Finding an Arrowhead
One of my most memorable experiences as a kid was discovering an
arrowhead on a farm near my parents' house. I often think about that
arrowhead and remember all the edges honed by a skilled craftsman using
nothing more than hardened stone and muscle. There was a raw, untamed
beauty in that arrowhead.
I found that same beauty in the old American electric guitars and
basses of the '50s and '60s. And now, with Antiquity and Antiquity II
pickups, you can capture that beauty without having to pay seven
figures for a vintage instrument.
Antiquity™: The '50s Series
The '50s marked the birth of rock 'n' roll and Antiquity pickups
capture the tone of the era. Each Antiquity pickup is hand-crafted in
Santa Barbara from the same materials and the same production
techniques as the originals. I hand wind each single coil pickup using
a "scatter wind" process that captures the original winding patterns in
a way no machine can duplicate. The bobbins are carefully aged and
impregnated with fine dust particles, the Alnico II magnets are
ever-so-slightly demagnetized, and the wire and insulation are treated
to duplicate the tempering of years of use. Of course, all of this is
done in order to accurately replicate that
unmistakable vintage tone of the early pickups in a way that could
never be done with a mass production process.
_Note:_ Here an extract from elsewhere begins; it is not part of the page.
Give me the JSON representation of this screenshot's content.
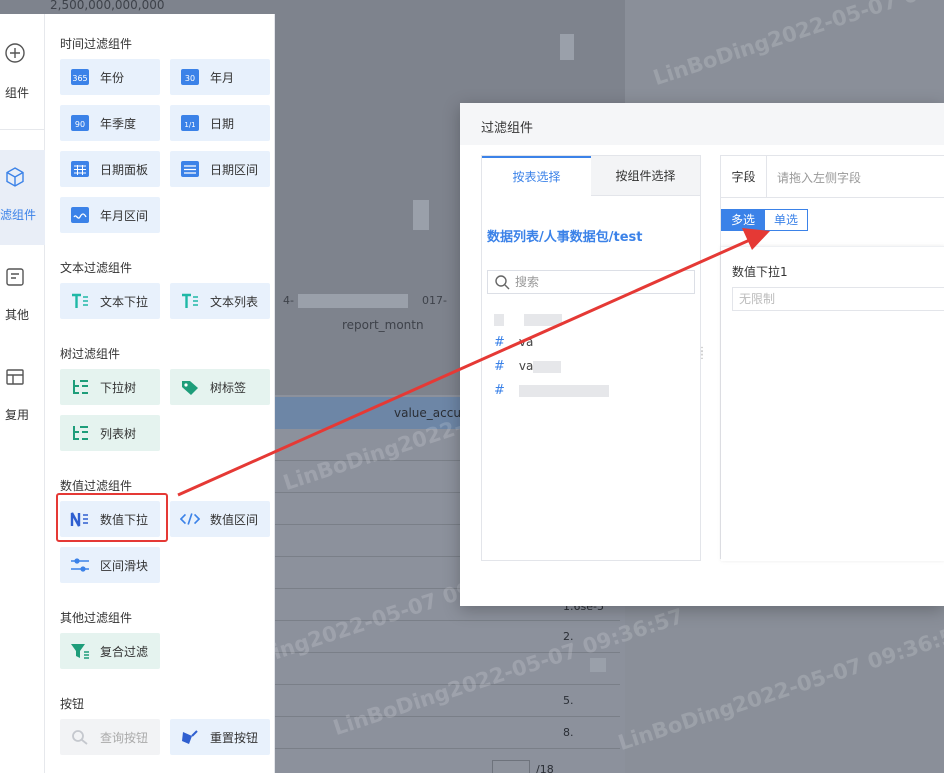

Antiquity II™: The '60s Series
The '60s were ushered in with the sound of the surf and hot rods.
They hit screaming adolescence with the British invasion. And they came
of age with a three-day music festival, the likes of which will never
be duplicated. When I think about the '60s, I think about the music of
the era. I think of daring surf guitar. Of jangly rhythms. And of one
guy in particular who used to light his guitar on fire.
With my Antiquity II series, I set out to recreate the sounds of the
basses that were around when I first started playing in the mid-'60s.
Like the Antiquity series, I hand-build Antiquity II pickups in my
Santa Barbara custom shop from the same materials and using the same
production techniques as the originals. However, there are certain
appointments unique to the Antiquity II series that make them authentic
'60s repros. For example, you'll find custom calibrated, Dun-Aged™,
sand cast, Alnico V rod magnets with vintage-correct surface features,
as well as the characteristic bone gray flatwork. Also the cosmetic and
sonic aging isn't quite as intense with pickups in the II series.
Born of a Craftsman Heritage
To some, this is craziness -- imagine, intentionally creating an
aged electrical component. But if you're like me, and you appreciate
the personal commitment and hand craftsmanship found in early electric
guitars and Native American arrowheads, then you'll want to capture
that timeless beauty with an Antiquity pickup.